To me, this is a perfectly sensible discussion, and my
analogy was perfectly reasonable.
Joel suggested that refraining from making changes that
might result in altering phraseology that was carefully arrived
at was effectively prohibiting the technical editor from doing
the editing job. I say that the editing job can be done - as
it is being done now - within the bounds of this constraint.

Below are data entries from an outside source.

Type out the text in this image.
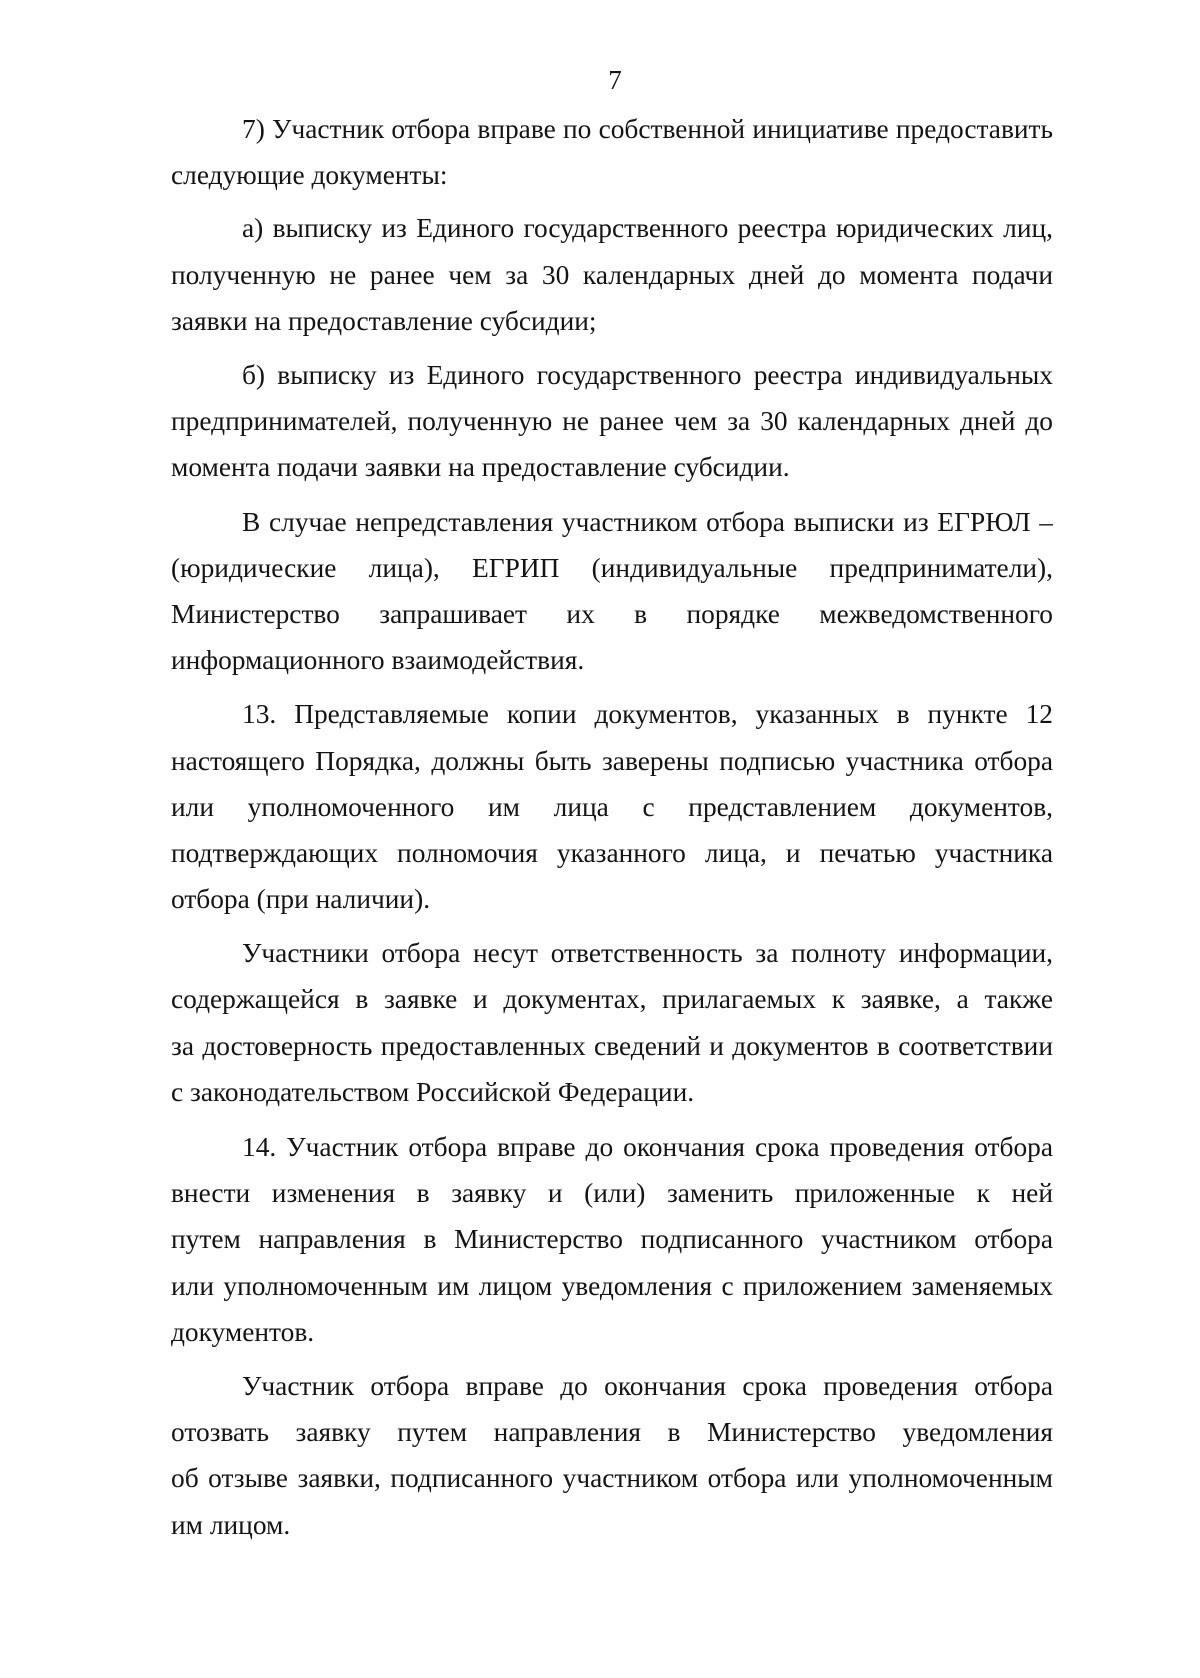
7
7) Участник отбора вправе по собственной инициативе предоставить
следующие документы:
а) выписку из Единого государственного реестра юридических лиц,
полученную не ранее чем за 30 календарных дней до момента подачи
заявки на предоставление субсидии;
б) выписку из Единого государственного реестра индивидуальных
предпринимателей, полученную не ранее чем за 30 календарных дней до
момента подачи заявки на предоставление субсидии.
В случае непредставления участником отбора выписки из ЕГРЮЛ –
(юридические лица), ЕГРИП (индивидуальные предприниматели),
Министерство запрашивает их в порядке межведомственного
информационного взаимодействия.
13. Представляемые копии документов, указанных в пункте 12
настоящего Порядка, должны быть заверены подписью участника отбора
или уполномоченного им лица с представлением документов,
подтверждающих полномочия указанного лица, и печатью участника
отбора (при наличии).
Участники отбора несут ответственность за полноту информации,
содержащейся в заявке и документах, прилагаемых к заявке, а также
за достоверность предоставленных сведений и документов в соответствии
с законодательством Российской Федерации.
14. Участник отбора вправе до окончания срока проведения отбора
внести изменения в заявку и (или) заменить приложенные к ней
путем направления в Министерство подписанного участником отбора
или уполномоченным им лицом уведомления с приложением заменяемых
документов.
Участник отбора вправе до окончания срока проведения отбора
отозвать заявку путем направления в Министерство уведомления
об отзыве заявки, подписанного участником отбора или уполномоченным
им лицом.
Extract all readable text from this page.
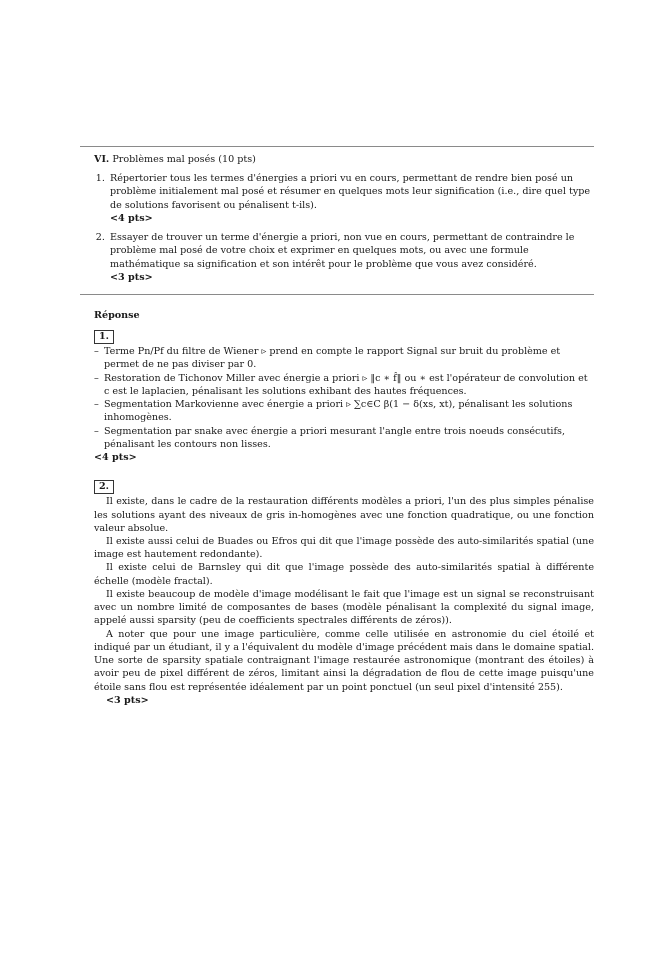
VI. Problèmes mal posés (10 pts)

1. Répertorier tous les termes d'énergies a priori vu en cours, permettant de rendre bien posé un problème initialement mal posé et résumer en quelques mots leur signification (i.e., dire quel type de solutions favorisent ou pénalisent t-ils).
<4 pts>
2. Essayer de trouver un terme d'énergie a priori, non vue en cours, permettant de contraindre le problème mal posé de votre choix et exprimer en quelques mots, ou avec une formule mathématique sa signification et son intérêt pour le problème que vous avez considéré.
<3 pts>

Réponse

1.
– Terme Pn/Pf du filtre de Wiener ▹ prend en compte le rapport Signal sur bruit du problème et permet de ne pas diviser par 0.
– Restoration de Tichonov Miller avec énergie a priori ▹ ‖c ∗ f̂‖ ou ∗ est l'opérateur de convolution et c est le laplacien, pénalisant les solutions exhibant des hautes fréquences.
– Segmentation Markovienne avec énergie a priori ▹ ∑c∈C β(1 − δ(xs, xt), pénalisant les solutions inhomogènes.
– Segmentation par snake avec énergie a priori mesurant l'angle entre trois noeuds consécutifs, pénalisant les contours non lisses.
<4 pts>
2.

Il existe, dans le cadre de la restauration différents modèles a priori, l'un des plus simples pénalise les solutions ayant des niveaux de gris in-homogènes avec une fonction quadratique, ou une fonction valeur absolue.

Il existe aussi celui de Buades ou Efros qui dit que l'image possède des auto-similarités spatial (une image est hautement redondante).

Il existe celui de Barnsley qui dit que l'image possède des auto-similarités spatial à différente échelle (modèle fractal).

Il existe beaucoup de modèle d'image modélisant le fait que l'image est un signal se reconstruisant avec un nombre limité de composantes de bases (modèle pénalisant la complexité du signal image, appelé aussi sparsity (peu de coefficients spectrales différents de zéros)).

A noter que pour une image particulière, comme celle utilisée en astronomie du ciel étoilé et indiqué par un étudiant, il y a l'équivalent du modèle d'image précédent mais dans le domaine spatial. Une sorte de sparsity spatiale contraignant l'image restaurée astronomique (montrant des étoiles) à avoir peu de pixel différent de zéros, limitant ainsi la dégradation de flou de cette image puisqu'une étoile sans flou est représentée idéalement par un point ponctuel (un seul pixel d'intensité 255).

<3 pts>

I think this makes a lot of sense. The Editor makes it
very clear what his/her specific requirements and standards of
acceptability are and these are certainly taken into account
in the process of word-smithing key phraseology - in many cases
if not necessarily all (especially by the time IESG approval
occurs). At the same time, the people writing a specification
would not normally like to feel that the Editor must be a party
to word-smithing of this same key phraseology - except from the
stand-point of readability and clarity within the context of the
purpose of the document.
The concern I see being expressed in the draft is that we
want to ensure that the current practice of reasoned prudence
in making editorial changes is continued. This is a perfectly
As for emotional charge in the term "nit-picking" - I see
none. As anyone who knows me can assure you, I am the last one
in the world who will throw stones in that glass house. Since
the term derives from the practice of de-lousing, I can hardly
imagine it to be necessarily a bad thing.
Finally, ambiguity is sometimes precisely what has been
negotiated into a specification and this should be legitimate
if the effect of the ambiguity is irrelevant to the purpose of
the document. An instance of this is an example, provided not
to instruct but to illustrate functionality in the abstract.
--> -----Original Message-----
--> From: Bob Braden [mailto:braden(_at_)ISI(_dot_)EDU]
--> Sent: Thursday, June 01, 2006 6:43 PM
--> To: braden(_at_)ISI(_dot_)EDU; Eric(_dot_)Gray(_at_)marconi(_dot_)com
--> Cc: jmh(_at_)joelhalpern(_dot_)com; ietf(_at_)ietf(_dot_)org
--> Subject: RE: LC on draft-mankin-pub-req-08.txt
--> *> "People should refrain from allowing their passion for precise
--> *> terminology usage to prevent essential communication from
--> *> ever taking place"
--> That statement incorporates an assumption that is not true.
--> I vaguely
--> recall that you can prove anything starting from a false premise.
--> Bob Braden
--> *> - is a far cry from -
--> *> "Nit-picking is prohibited."
--> Your choice of the emotion-packed word "nit-picking"
--> reveals that you and
--> I cannot have a sensible discussion. Is a bug in a
--> programs a nit? Is
--> bad English grammar a nit? Is ambiguous prose or terminology a nit?